During the impeachment hearings of Richard Nixon (he resigned before the House voted), then-Congressman Gerald Ford was asked what constituted a high crime. He was much criticized for his completely honest and accurate answer. It is, he said — and this is likely a paraphrase — whatever Congress says it is. 

Only two presidents, Andrew Johnson and Bill Clinton, have ever been impeached. Neither was convicted by the Senate, though Johnson narrowly escaped the ignominy.

Johnson was accused of violating the Tenure of Office Act, which had been enacted specifically to prevent Johnson from removing Abraham Lincoln's appointees from office. When Johnson tried, twice, to remove Edwin Stanton as secretary of war, he was impeached. 

Clinton, of course, was impeached for allegedly lying under oath about his relationship with Monica Lewinsky. There was never any chance there would be sufficient Senate votes for a conviction, but we were told there was a principle at stake. 
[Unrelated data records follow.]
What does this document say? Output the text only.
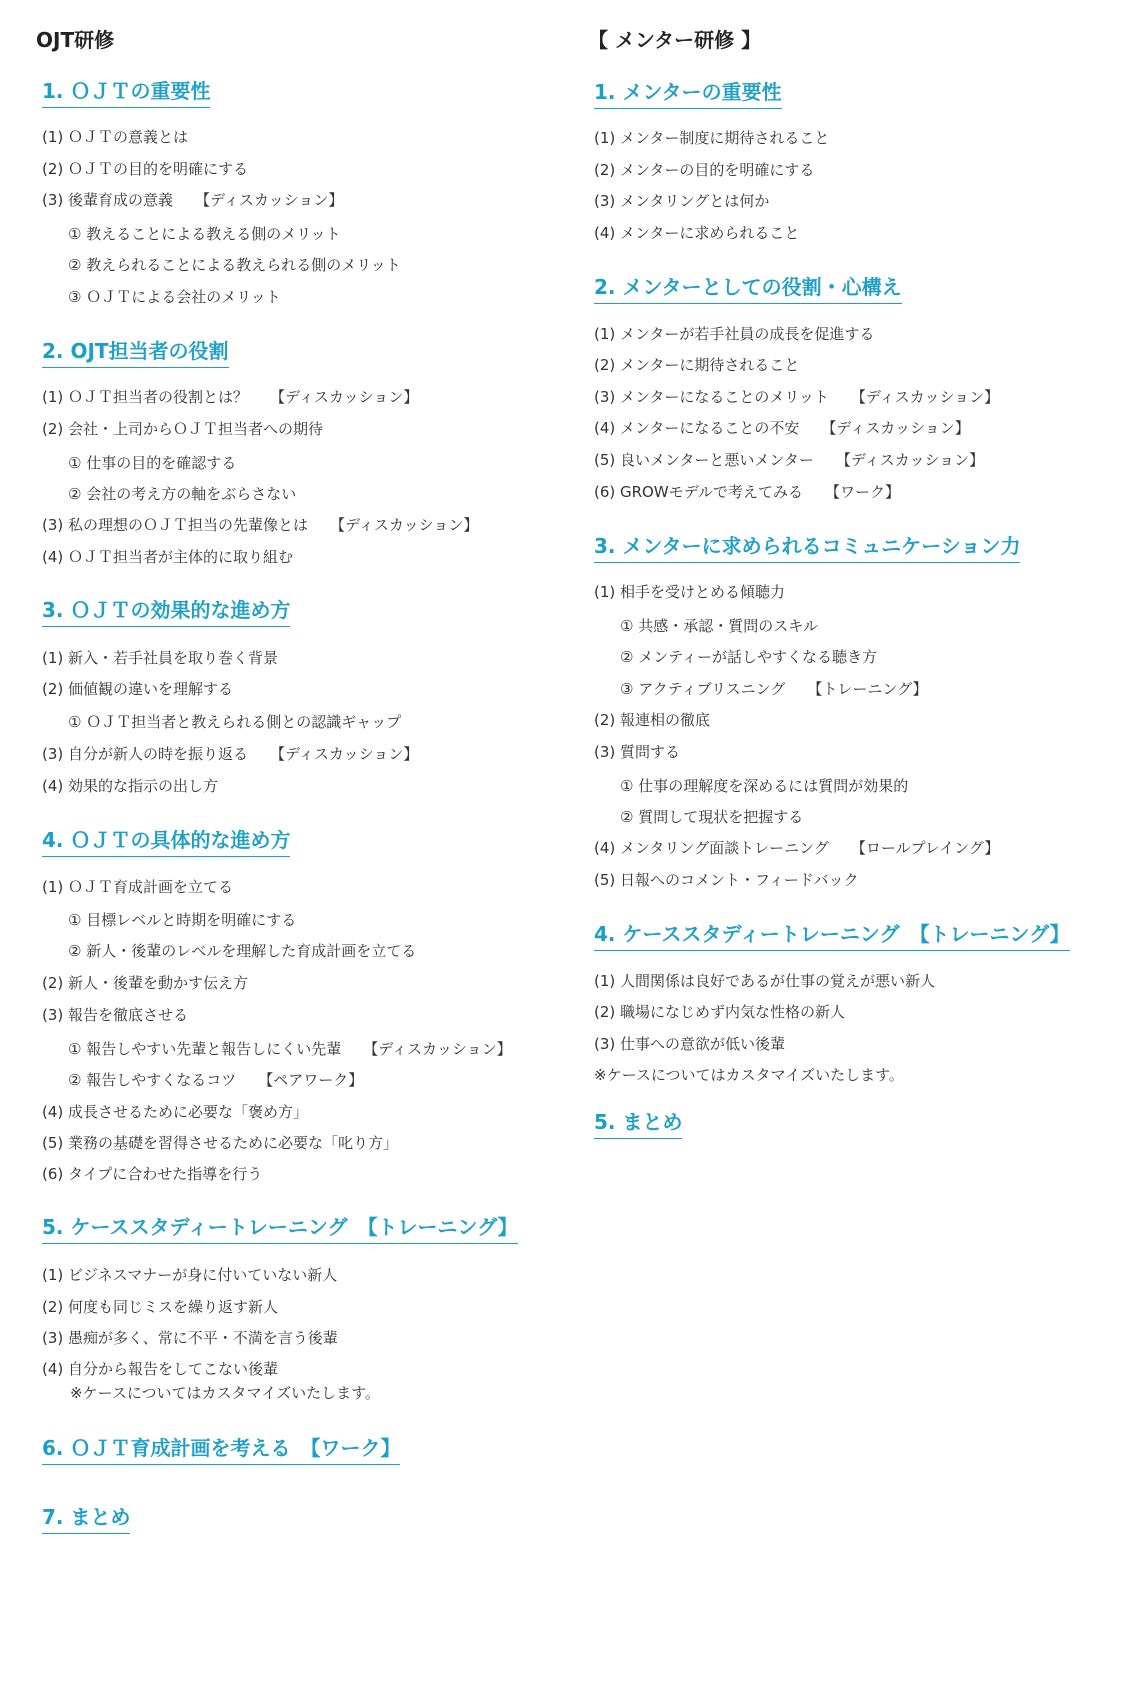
OJT研修
1. ＯＪＴの重要性

(1) ＯＪＴの意義とは

(2) ＯＪＴの目的を明確にする

(3) 後輩育成の意義 【ディスカッション】

① 教えることによる教える側のメリット

② 教えられることによる教えられる側のメリット

③ ＯＪＴによる会社のメリット

2. OJT担当者の役割

(1) ＯＪＴ担当者の役割とは？ 【ディスカッション】

(2) 会社・上司からＯＪＴ担当者への期待

① 仕事の目的を確認する

② 会社の考え方の軸をぶらさない

(3) 私の理想のＯＪＴ担当の先輩像とは 【ディスカッション】

(4) ＯＪＴ担当者が主体的に取り組む

3. ＯＪＴの効果的な進め方

(1) 新入・若手社員を取り巻く背景

(2) 価値観の違いを理解する

① ＯＪＴ担当者と教えられる側との認識ギャップ

(3) 自分が新人の時を振り返る 【ディスカッション】

(4) 効果的な指示の出し方

4. ＯＪＴの具体的な進め方

(1) ＯＪＴ育成計画を立てる

① 目標レベルと時期を明確にする

② 新人・後輩のレベルを理解した育成計画を立てる

(2) 新人・後輩を動かす伝え方

(3) 報告を徹底させる

① 報告しやすい先輩と報告しにくい先輩 【ディスカッション】

② 報告しやすくなるコツ 【ペアワーク】

(4) 成長させるために必要な「褒め方」

(5) 業務の基礎を習得させるために必要な「叱り方」

(6) タイプに合わせた指導を行う

5. ケーススタディートレーニング　【トレーニング】

(1) ビジネスマナーが身に付いていない新人

(2) 何度も同じミスを繰り返す新人

(3) 愚痴が多く、常に不平・不満を言う後輩

(4) 自分から報告をしてこない後輩

※ケースについてはカスタマイズいたします。

6. ＯＪＴ育成計画を考える　【ワーク】
7. まとめ
【 メンター研修 】
1. メンターの重要性

(1) メンター制度に期待されること

(2) メンターの目的を明確にする

(3) メンタリングとは何か

(4) メンターに求められること

2. メンターとしての役割・心構え

(1) メンターが若手社員の成長を促進する

(2) メンターに期待されること

(3) メンターになることのメリット 【ディスカッション】

(4) メンターになることの不安 【ディスカッション】

(5) 良いメンターと悪いメンター 【ディスカッション】

(6) GROWモデルで考えてみる 【ワーク】

3. メンターに求められるコミュニケーション力

(1) 相手を受けとめる傾聴力

① 共感・承認・質問のスキル

② メンティーが話しやすくなる聴き方

③ アクティブリスニング 【トレーニング】

(2) 報連相の徹底

(3) 質問する

① 仕事の理解度を深めるには質問が効果的

② 質問して現状を把握する

(4) メンタリング面談トレーニング 【ロールプレイング】

(5) 日報へのコメント・フィードバック

4. ケーススタディートレーニング　【トレーニング】

(1) 人間関係は良好であるが仕事の覚えが悪い新人

(2) 職場になじめず内気な性格の新人

(3) 仕事への意欲が低い後輩

※ケースについてはカスタマイズいたします。

5. まとめ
President Trump, so far as we know, has neither committed treason nor accepted bribes. If he has, Special Counsel Robert Mueller's investigation into all things Trump and Russia likely will expose it.   

But mean Tweets, incompetence, misogyny, and ignorance are not generally considered impeachable offenses. And Republicans in the House and Senate don't yet have any taste for an impeachment; the votes aren't there to even hear an impeachment bill in committee if it was introduced. 
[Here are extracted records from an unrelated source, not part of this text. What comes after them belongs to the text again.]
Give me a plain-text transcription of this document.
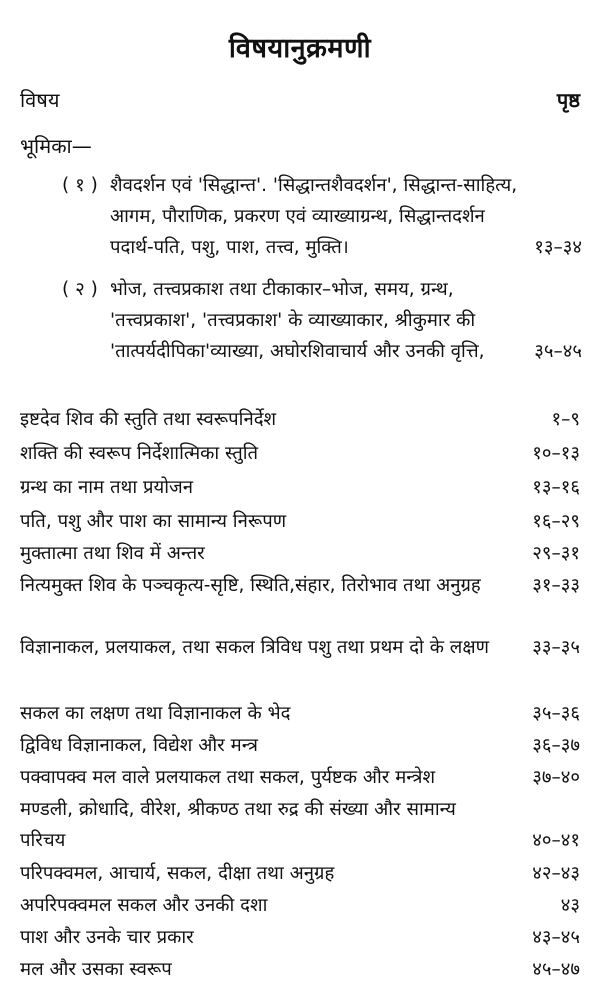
विषयानुक्रमणी
विषय	पृष्ठ
भूमिका—
( १ ) शैवदर्शन एवं 'सिद्धान्त'. 'सिद्धान्तशैवदर्शन', सिद्धान्त-साहित्य, आगम, पौराणिक, प्रकरण एवं व्याख्याग्रन्थ, सिद्धान्तदर्शन पदार्थ-पति, पशु, पाश, तत्त्व, मुक्ति।	१३–३४
( २ ) भोज, तत्त्वप्रकाश तथा टीकाकार–भोज, समय, ग्रन्थ, 'तत्त्वप्रकाश', 'तत्त्वप्रकाश' के व्याख्याकार, श्रीकुमार की 'तात्पर्यदीपिका'व्याख्या, अघोरशिवाचार्य और उनकी वृत्ति,	३५–४५
इष्टदेव शिव की स्तुति तथा स्वरूपनिर्देश	१–९
शक्ति की स्वरूप निर्देशात्मिका स्तुति	१०–१३
ग्रन्थ का नाम तथा प्रयोजन	१३–१६
पति, पशु और पाश का सामान्य निरूपण	१६–२९
मुक्तात्मा तथा शिव में अन्तर	२९–३१
नित्यमुक्त शिव के पञ्चकृत्य-सृष्टि, स्थिति,संहार, तिरोभाव तथा अनुग्रह	३१–३३
विज्ञानाकल, प्रलयाकल, तथा सकल त्रिविध पशु तथा प्रथम दो के लक्षण	३३–३५
सकल का लक्षण तथा विज्ञानाकल के भेद	३५–३६
द्विविध विज्ञानाकल, विद्येश और मन्त्र	३६–३७
पक्वापक्व मल वाले प्रलयाकल तथा सकल, पुर्यष्टक और मन्त्रेश	३७–४०
मण्डली, क्रोधादि, वीरेश, श्रीकण्ठ तथा रुद्र की संख्या और सामान्य परिचय	४०–४१
परिपक्वमल, आचार्य, सकल, दीक्षा तथा अनुग्रह	४२–४३
अपरिपक्वमल सकल और उनकी दशा	४३
पाश और उनके चार प्रकार	४३–४५
मल और उसका स्वरूप	४५–४७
That leaves the 25th Amendment as a backdoor approach for Democrats. It wasn't designed to rid us of a buffoon. 

Signed into law by President Lyndon Johnson in 1967, the 25th Amendment was created to fill a constitutional vacuum in the event the president became incapacitated and was unable to carry out his or her duties. The amendment answered a simple question: If the president is alive but unable to function, who's in charge? 

It can be implemented temporarily, as should have been the case when Ronald Reagan was shot and had to undergo surgery. But those events happened so quickly, the proper paperwork — there is a process involving letters to and response from Congress — was never filed. 

It also allows the president to declare that he or she is, or will be, unable to carry out duties. A president anticipating surgery with more than a brief recovery or enduring an illness with debilitating treatment could invoke the 25th Amendment. In such a circumstance the president could return to office once whatever impediment existed is no longer an issue.

What legislators did not anticipate in 1967 was the 25th Amendment being used to simply oust a president due to poor performance. But neither did they preclude it. Congress could, in fact, remove the president simply because it wants him removed.

The Democrat's problem is that Trump's boorishness has not yet stooped to a level justifying his ouster, at least via impeachment or the 25th Amendment.

Yes, his tweets are full of ugliness and often untrue. His outbursts directed at hosts of MSNBC's Morning Joe show, followed by a bizarre photo-shopped video of him at a wrestling event punching a person with a CNN logo superimposed on his head, are fine examples. 

They are typical of Trump's penchant for juvenile personal insults of the sort you caution your 8-year-old against. Surely there will be more from a president who now claims these ad hominem attacks are him being “modern day presidential.” 

The point is that even an offensive and unpopular Trump — his disapproval rating is 57 percent — is unlikely to be removed from office. The 2016 Democrat-election collapse cannot be so easily erased.  

The Democrat dreamers can continue tilting at windmills if they want. But, for now, even Sancho Panza isn't likely to join the fray.